Opened 8 years ago

Closed 8 years ago

#3923 closed (fixed)

[unicode] make-messages.py does not work well with unicode strings

Reported by: mtredinnick Owned by: mtredinnick
Component: Internationalization Version: master
Severity: Keywords:
Cc: Triage Stage: Accepted
Has patch: yes Needs documentation: no
Needs tests: yes Patch needs improvement: no
Easy pickings: UI/UX:

Description

In some cases we would like to write

gettext_lazy(u"Baden-Württemberg")

using a unicode string that contains non-ASCII characters. Running make-messages.py over this causes an error because xgettext cannot work out the encoding of the string and errors out.

Not sure what the right solution is yet (pygettext.py is deprecated in favour of xgettext, in theory).

Attachments (2)

omit-headers-workaround.diff (1.2 KB) - added by Evren Esat Özkan <sleytr@…> 8 years ago.
patch for make-messages.py to workaround ommit-headers bug in xgettext
omit-headers-workaround.2.diff (1.4 KB) - added by Evren Esat Özkan <sleytr@…> 8 years ago.
copied same 2 line of codes which used for py files.

Download all attachments as: .zip

Change History (17)

comment:1 Changed 8 years ago by mtredinnick

  • Needs documentation unset
  • Needs tests unset
  • Patch needs improvement unset
  • Triage Stage changed from Unreviewed to Accepted

comment:2 Changed 8 years ago by mtredinnick

  • Resolution set to wontfix
  • Status changed from new to closed

I've done enough research of email archives and source code reading to convince myself this isn't solvable. The only acceptable solution is to ensure that msgid strings (the arguments to gettext() and friends) are ASCII. No non-ASCII characters at all. Part of the reason for this is because gettext does binary byte-wise comparisons when looking up messages in the catalog, so if the catalog value is, say, UTF-8 and the source file is something else, you're doomed.

This means that if somebody wants their original text to be in a language other than North American English, they need to use the translation infrastructure (it cannot be done with USE_I18N=False). A shame, but cannot be helped.

comment:3 follow-up: Changed 8 years ago by spacetaxi@…

What about this possible solution?

Step 1:
make-messages.py converts all non-ASCII characters in the msgid strings to HTML-entities, e.g. 'ä' gets replaced by '&auml;'.
So the msgids will be clean ASCII strings containing HTML-entities instead of 8bit- or utf8-characters.

Step 2:
In Django, when a string is going to be translated, it first has to be converted in the same manner before gettext is called to retrieve the translated string.

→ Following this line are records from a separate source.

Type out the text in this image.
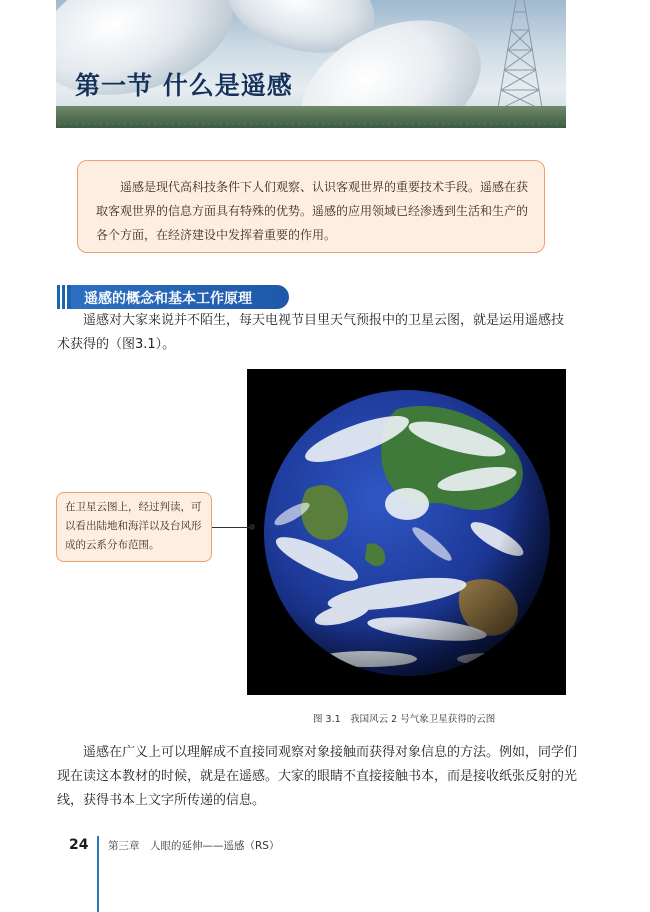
第一节 什么是遥感
遥感是现代高科技条件下人们观察、认识客观世界的重要技术手段。遥感在获取客观世界的信息方面具有特殊的优势。遥感的应用领域已经渗透到生活和生产的各个方面，在经济建设中发挥着重要的作用。
遥感的概念和基本工作原理

遥感对大家来说并不陌生，每天电视节目里天气预报中的卫星云图，就是运用遥感技术获得的（图3.1）。

在卫星云图上，经过判读，可以看出陆地和海洋以及台风形成的云系分布范围。
图 3.1　我国风云 2 号气象卫星获得的云图

遥感在广义上可以理解成不直接同观察对象接触而获得对象信息的方法。例如，同学们现在读这本教材的时候，就是在遥感。大家的眼睛不直接接触书本，而是接收纸张反射的光线，获得书本上文字所传递的信息。

24 第三章　人眼的延伸——遥感（RS）
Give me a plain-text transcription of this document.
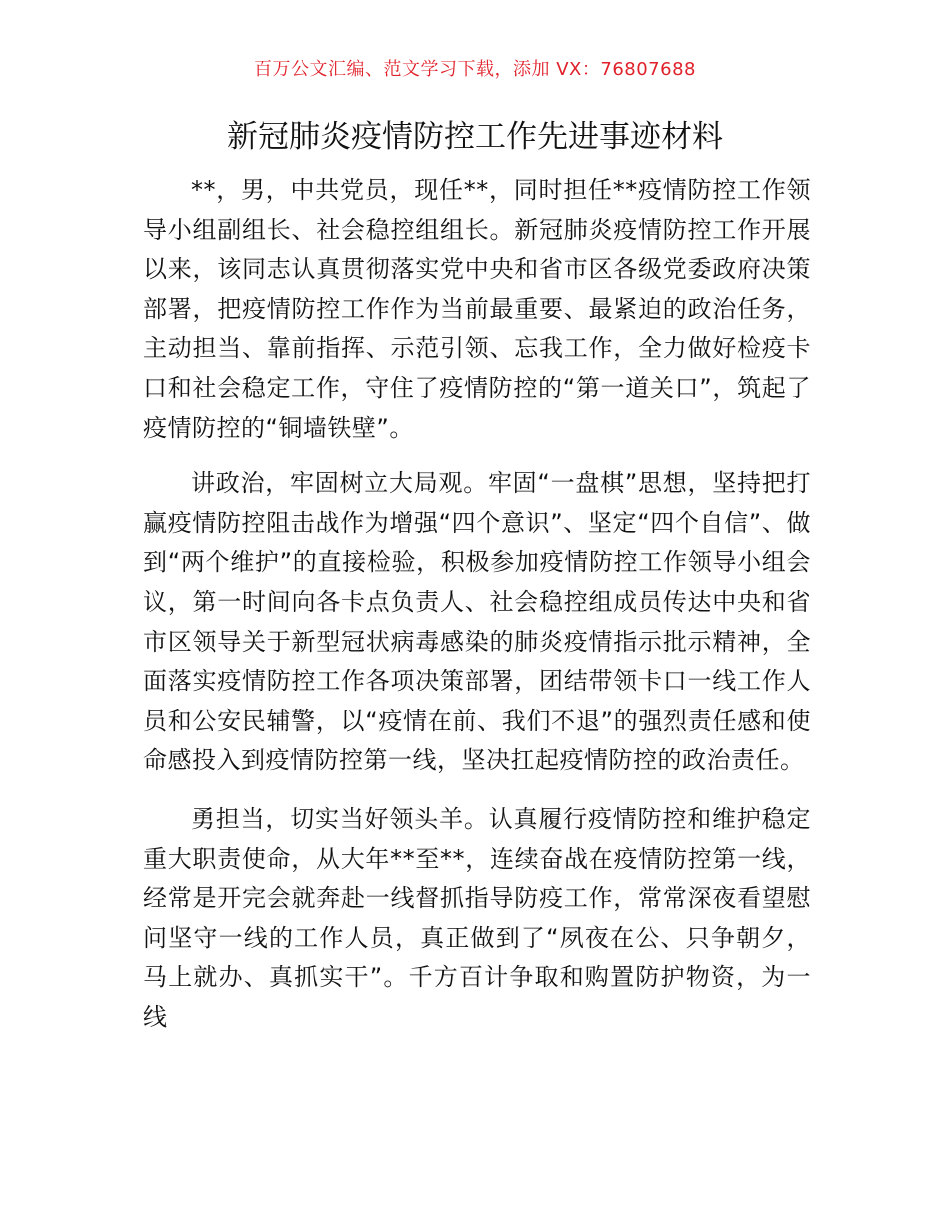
百万公文汇编、范文学习下载，添加 VX：76807688
新冠肺炎疫情防控工作先进事迹材料

**，男，中共党员，现任**，同时担任**疫情防控工作领导小组副组长、社会稳控组组长。新冠肺炎疫情防控工作开展以来，该同志认真贯彻落实党中央和省市区各级党委政府决策部署，把疫情防控工作作为当前最重要、最紧迫的政治任务，主动担当、靠前指挥、示范引领、忘我工作，全力做好检疫卡口和社会稳定工作，守住了疫情防控的“第一道关口”，筑起了疫情防控的“铜墙铁壁”。

讲政治，牢固树立大局观。牢固“一盘棋”思想，坚持把打赢疫情防控阻击战作为增强“四个意识”、坚定“四个自信”、做到“两个维护”的直接检验，积极参加疫情防控工作领导小组会议，第一时间向各卡点负责人、社会稳控组成员传达中央和省市区领导关于新型冠状病毒感染的肺炎疫情指示批示精神，全面落实疫情防控工作各项决策部署，团结带领卡口一线工作人员和公安民辅警，以“疫情在前、我们不退”的强烈责任感和使命感投入到疫情防控第一线，坚决扛起疫情防控的政治责任。

勇担当，切实当好领头羊。认真履行疫情防控和维护稳定重大职责使命，从大年**至**，连续奋战在疫情防控第一线，经常是开完会就奔赴一线督抓指导防疫工作，常常深夜看望慰问坚守一线的工作人员，真正做到了“夙夜在公、只争朝夕，马上就办、真抓实干”。千方百计争取和购置防护物资，为一线
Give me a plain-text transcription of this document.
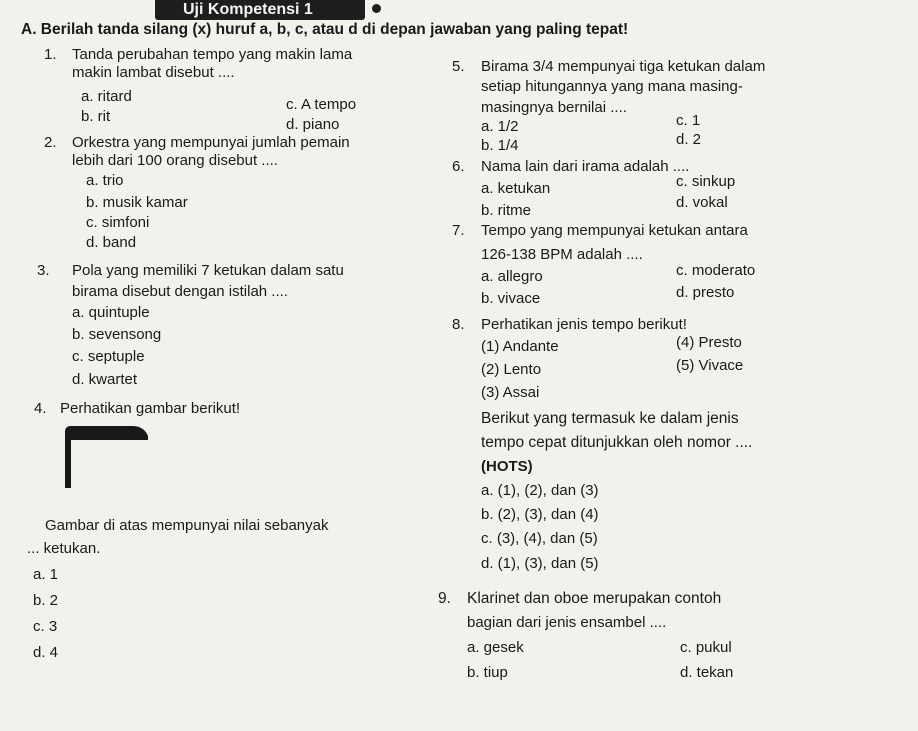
Uji Kompetensi 1
A. Berilah tanda silang (x) huruf a, b, c, atau d di depan jawaban yang paling tepat!
1. Tanda perubahan tempo yang makin lama
makin lambat disebut ....
a. ritard
b. rit
c. A tempo
d. piano
2. Orkestra yang mempunyai jumlah pemain
lebih dari 100 orang disebut ....
a. trio
b. musik kamar
c. simfoni
d. band
3. Pola yang memiliki 7 ketukan dalam satu
birama disebut dengan istilah ....
a. quintuple
b. sevensong
c. septuple
d. kwartet
4. Perhatikan gambar berikut!
Gambar di atas mempunyai nilai sebanyak
... ketukan.
a. 1
b. 2
c. 3
d. 4
5. Birama 3/4 mempunyai tiga ketukan dalam
setiap hitungannya yang mana masing-
masingnya bernilai ....
a. 1/2
b. 1/4
c. 1
d. 2
6. Nama lain dari irama adalah ....
a. ketukan
b. ritme
c. sinkup
d. vokal
7. Tempo yang mempunyai ketukan antara
126-138 BPM adalah ....
a. allegro
b. vivace
c. moderato
d. presto
8. Perhatikan jenis tempo berikut!
(1) Andante
(2) Lento
(3) Assai
(4) Presto
(5) Vivace
Berikut yang termasuk ke dalam jenis
tempo cepat ditunjukkan oleh nomor ....
(HOTS)
a. (1), (2), dan (3)
b. (2), (3), dan (4)
c. (3), (4), dan (5)
d. (1), (3), dan (5)
9. Klarinet dan oboe merupakan contoh
bagian dari jenis ensambel ....
a. gesek
b. tiup
c. pukul
d. tekan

This would allow the msgid strings to contain non-ASCII characters, as make-messages.py and Django would take care of converting them to their clean ASCII representation as HTML-entities. Wouldn't this work?

comment:4 in reply to: ↑ 3 ; follow-up: Changed 8 years ago by spacetaxi@…

Replying to spacetaxi@gmail.com:

This would allow the msgid strings to contain non-ASCII characters [...]

Sorry, the last sentence should read: "This would allow the strings, that are going to be translated, to contain non-ASCII characters [...]"

comment:5 in reply to: ↑ 4 ; follow-up: Changed 8 years ago by Michael Axiak <axiak@…>

Replying to spacetaxi@gmail.com:

Replying to spacetaxi@gmail.com:

This would allow the msgid strings to contain non-ASCII characters [...]

Sorry, the last sentence should read: "This would allow the strings, that are going to be translated, to contain non-ASCII characters [...]"

From what I understand, regardless of what make_messages.py generates, the gettext library still needs to work at runtime. That is, it expects ASCII characters to do the byte comparisons. make_messages.py is only used to generate the appropriate files to help gettext do its work.

comment:6 in reply to: ↑ 5 ; follow-up: Changed 8 years ago by spacetaxi@…

Replying to Michael Axiak <axiak@mit.edu>:

From what I understand, regardless of what make_messages.py generates, the gettext library still needs to work at runtime. That is, it expects ASCII characters to do the byte comparisons. make_messages.py is only used to generate the appropriate files to help gettext do its work.

That's what I understand, too. That's the reason for "Step 2", which I've explained above. Django would have to convert these strings to plain ASCII on the fly (by replacing non-ASCII characters with their representation as HTML entities). So Django would do the same character conversion as make_messages.py.

comment:7 in reply to: ↑ 6 Changed 8 years ago by anonymous

Replying to spacetaxi@gmail.com:

That's what I understand, too. That's the reason for "Step 2", which I've explained above. Django would have to convert these strings to plain ASCII on the fly (by replacing non-ASCII characters with their representation as HTML entities). So Django would do the same character conversion as make_messages.py.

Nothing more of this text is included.